Monday, November 9, 2015

Random Feelings Blog

   
     Just a laugh till you get all my feels


Who journals? Who journals the 
about reactions or general feelings that spring up out of music, specifically YouTube creeping. John Denver, Ben Folds, The Dead, Vampire Weekend (for the cool kids), Deep Banana Blackout, Lisa Lisa & the Cult Jam and when Full Force is involved.
Damn I need to pee. Always happens this way doesn't it. 
Anyway, music and journaling, I do it. Hard.
I've had the hardest times. I hate saying it's all been bad. I have joy in my daughters eyes, fart jokes, my boyfriends selflessness, my dog Bill, but I sometimes can't hold on to it long enough. 
One of the most brilliant and brave personalities and just the best influence on any life, she's dying. I saw Kite by U2 and it sent me into this sad spiral. We are Theta's and kites are important to us, but Bono nor The Edge wrote about Theta so let's get on with it. 
When you lose someone or something you love, you grieve. We all grieve in so many different ways but we do it.  
I've been in this loss cycle that is a pittance to some and MT. Everest for others.
Joy like everything, for me it seems, has been so temporary. Like a New Years Kiss. I didn't know if it was correct to capitalize it, or if it came to me that typed way because it was capitalized on. 

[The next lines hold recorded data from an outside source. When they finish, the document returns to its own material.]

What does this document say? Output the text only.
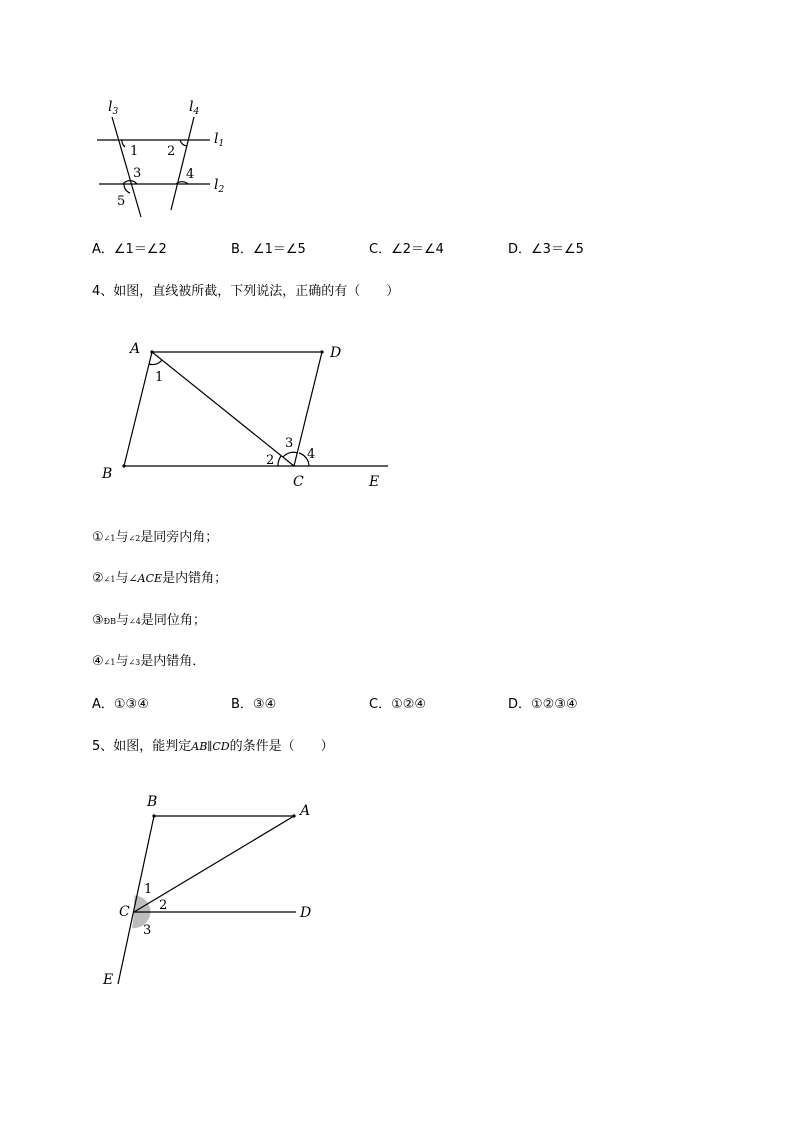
$l_3$	$l_4$
$l_1$
$l_2$
1 2
3	4
5
A	D
B	C	E
1
2
3
4
B
A
C	D
E
1
2
3
A．∠1＝∠2	B．∠1＝∠5	C．∠2＝∠4	D．∠3＝∠5
4、如图，直线被所截，下列说法，正确的有（　　）
①∠1与∠2是同旁内角；
②∠1与∠ACE是内错角；
③ÐB与∠4是同位角；
④∠1与∠3是内错角．
A．①③④	B．③④	C．①②④	D．①②③④
5、如图，能判定AB∥CD的条件是（　　）
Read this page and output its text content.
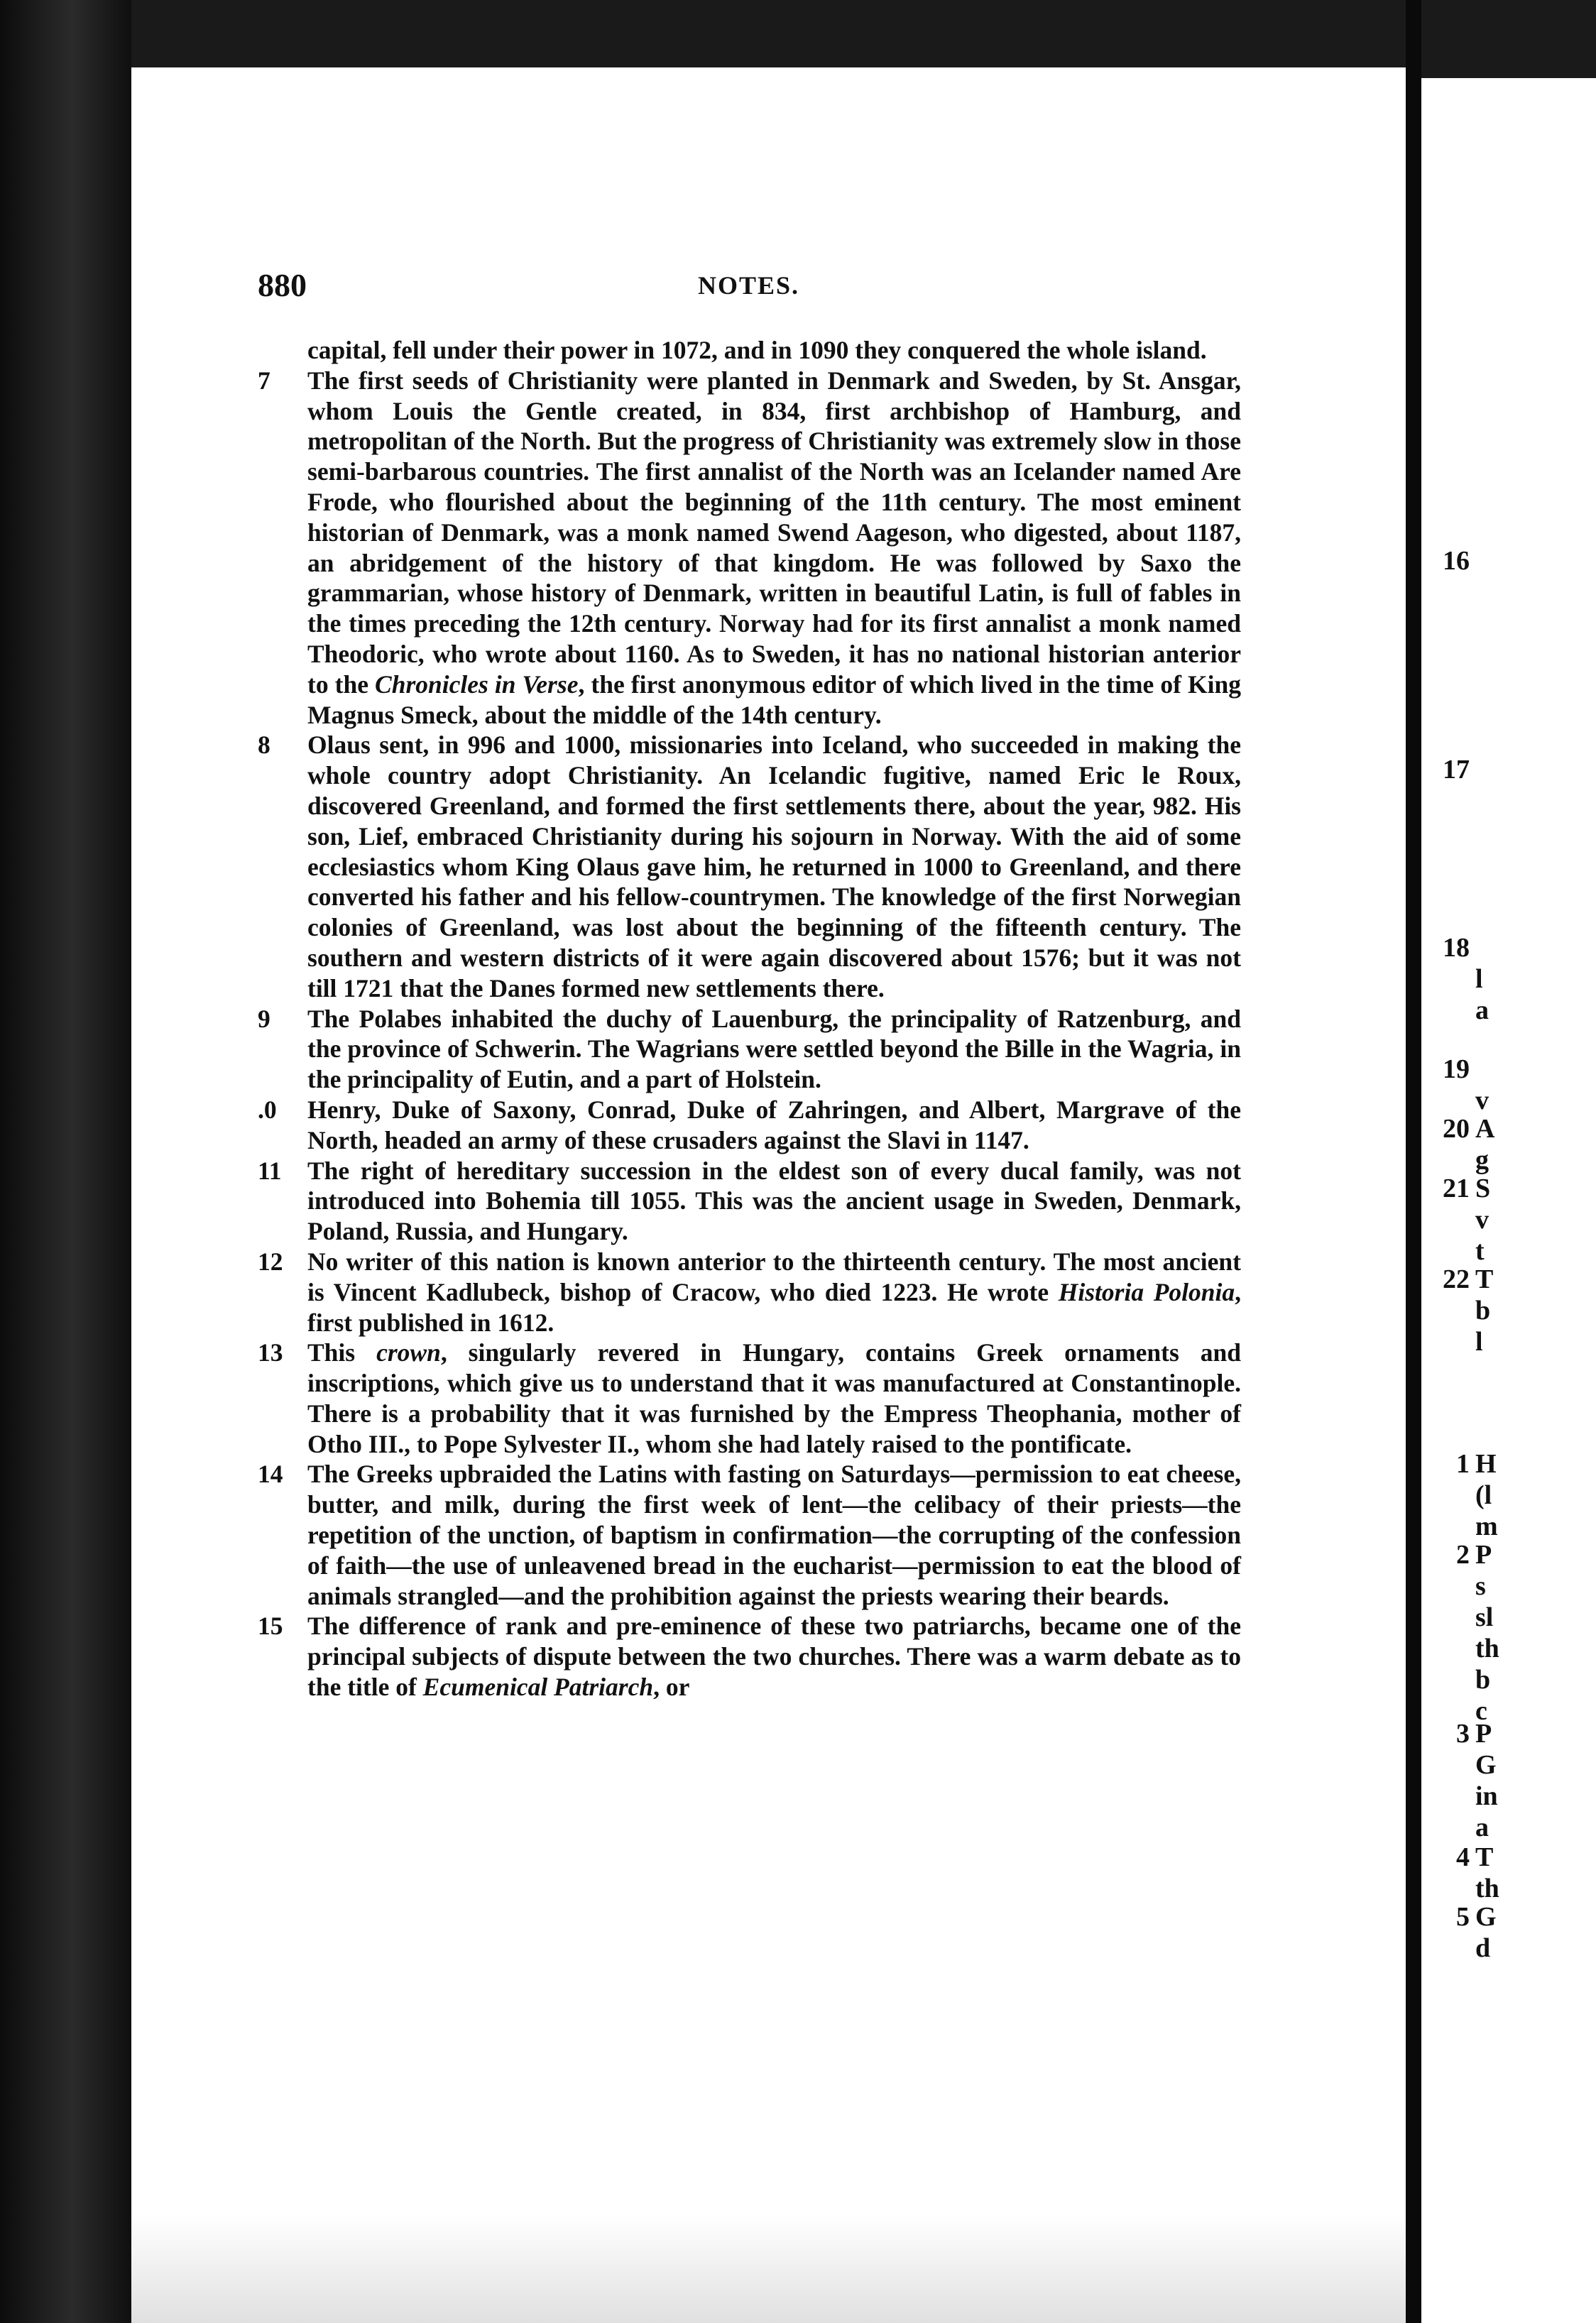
880	NOTES.
capital, fell under their power in 1072, and in 1090 they conquered the whole island.
7	The first seeds of Christianity were planted in Denmark and Sweden, by St. Ansgar, whom Louis the Gentle created, in 834, first archbishop of Hamburg, and metropolitan of the North. But the progress of Christianity was extremely slow in those semi-barbarous countries. The first annalist of the North was an Icelander named Are Frode, who flourished about the beginning of the 11th century. The most eminent historian of Denmark, was a monk named Swend Aageson, who digested, about 1187, an abridgement of the history of that kingdom. He was followed by Saxo the grammarian, whose history of Denmark, written in beautiful Latin, is full of fables in the times preceding the 12th century. Norway had for its first annalist a monk named Theodoric, who wrote about 1160. As to Sweden, it has no national historian anterior to the Chronicles in Verse, the first anonymous editor of which lived in the time of King Magnus Smeck, about the middle of the 14th century.
8	Olaus sent, in 996 and 1000, missionaries into Iceland, who succeeded in making the whole country adopt Christianity. An Icelandic fugitive, named Eric le Roux, discovered Greenland, and formed the first settlements there, about the year, 982. His son, Lief, embraced Christianity during his sojourn in Norway. With the aid of some ecclesiastics whom King Olaus gave him, he returned in 1000 to Greenland, and there converted his father and his fellow-countrymen. The knowledge of the first Norwegian colonies of Greenland, was lost about the beginning of the fifteenth century. The southern and western districts of it were again discovered about 1576; but it was not till 1721 that the Danes formed new settlements there.
9	The Polabes inhabited the duchy of Lauenburg, the principality of Ratzenburg, and the province of Schwerin. The Wagrians were settled beyond the Bille in the Wagria, in the principality of Eutin, and a part of Holstein.
.0	Henry, Duke of Saxony, Conrad, Duke of Zahringen, and Albert, Margrave of the North, headed an army of these crusaders against the Slavi in 1147.
11	The right of hereditary succession in the eldest son of every ducal family, was not introduced into Bohemia till 1055. This was the ancient usage in Sweden, Denmark, Poland, Russia, and Hungary.
12 No writer of this nation is known anterior to the thirteenth century. The most ancient is Vincent Kadlubeck, bishop of Cracow, who died 1223. He wrote Historia Polonia, first published in 1612.
13 This crown, singularly revered in Hungary, contains Greek ornaments and inscriptions, which give us to understand that it was manufactured at Constantinople. There is a probability that it was furnished by the Empress Theophania, mother of Otho III., to Pope Sylvester II., whom she had lately raised to the pontificate.
14 The Greeks upbraided the Latins with fasting on Saturdays—permission to eat cheese, butter, and milk, during the first week of lent—the celibacy of their priests—the repetition of the unction, of baptism in confirmation—the corrupting of the confession of faith—the use of unleavened bread in the eucharist—permission to eat the blood of animals strangled—and the prohibition against the priests wearing their beards.
15 The difference of rank and pre-eminence of these two patriarchs, became one of the principal subjects of dispute between the two churches. There was a warm debate as to the title of Ecumenical Patriarch, or
16
17
18
l
a
19
v
20 A
g
21 S
v
t
22 T
b
l
1 H
(l
m
2 P
s
sl
th
b
c
3 P
G
in
a
4 T
th
5 G
d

What I think, I have to figure a way to keep joy stuck to me like a buttons, so I can be covered in it, like Ramblin Rod. (Google is your friend kiddies.). You know what I mean though. If there weren't that special button, those great writers wouldn't have the material to make us swoon too.
River by Joni, https://m.youtube.com/watch?v=GpFudDAYqxY that is me too, a lot when I was single. It reassures me that I'm not totally alone. That's a duh asshat moment. The point I wanted to make, it reassures me when I've got my shit figured out and  also when it's in pieces, some lost forever. It all keeps me from forgetting that joy exists. 

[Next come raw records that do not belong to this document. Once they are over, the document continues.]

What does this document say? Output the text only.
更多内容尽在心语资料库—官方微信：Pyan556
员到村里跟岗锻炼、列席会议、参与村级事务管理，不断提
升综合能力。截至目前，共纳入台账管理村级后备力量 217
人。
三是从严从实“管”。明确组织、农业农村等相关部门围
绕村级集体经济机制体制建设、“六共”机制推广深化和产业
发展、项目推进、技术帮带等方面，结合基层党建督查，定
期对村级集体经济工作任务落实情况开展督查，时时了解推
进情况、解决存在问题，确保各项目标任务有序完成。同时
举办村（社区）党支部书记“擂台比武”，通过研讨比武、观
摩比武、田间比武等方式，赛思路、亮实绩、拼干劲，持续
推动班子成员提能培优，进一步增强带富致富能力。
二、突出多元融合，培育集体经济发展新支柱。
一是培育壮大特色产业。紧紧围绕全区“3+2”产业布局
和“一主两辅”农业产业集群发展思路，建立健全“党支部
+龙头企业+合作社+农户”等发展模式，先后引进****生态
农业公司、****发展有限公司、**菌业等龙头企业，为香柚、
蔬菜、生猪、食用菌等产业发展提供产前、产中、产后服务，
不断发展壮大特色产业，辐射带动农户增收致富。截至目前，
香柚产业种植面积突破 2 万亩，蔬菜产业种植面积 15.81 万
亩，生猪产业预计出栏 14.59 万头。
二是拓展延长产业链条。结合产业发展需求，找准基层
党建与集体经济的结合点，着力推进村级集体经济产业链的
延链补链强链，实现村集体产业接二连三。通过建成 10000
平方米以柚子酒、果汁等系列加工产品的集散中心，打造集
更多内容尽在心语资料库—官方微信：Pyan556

I know when I watch Have You Forgotten by Red House Painters, http://youtu.be/kXsiz5opmDc the Audrey Tautou vehicle, I know I've got to find a joy button. Not buzzer, but fuck, that shit makes me smirk when I'm down, so add "Joy Buzzer" to the list. More convenient if she were Joy Buzzy than Ruth Buzzy. The more the merrier.
After I've let out the feelings, like a scary movies or any true crime shit, I have to watch something wholesome, like Disney shit. 
After a boo hoo YouTube spiral, that wholesomeness is Call Me Maybe parodies... Specifically with Ashley Tisdale, Bieber and Selener. Whoever says "shit just got real", I bet she's mortified for saying that now.. By the way, who was holding that night because that was not Kool Aid powered.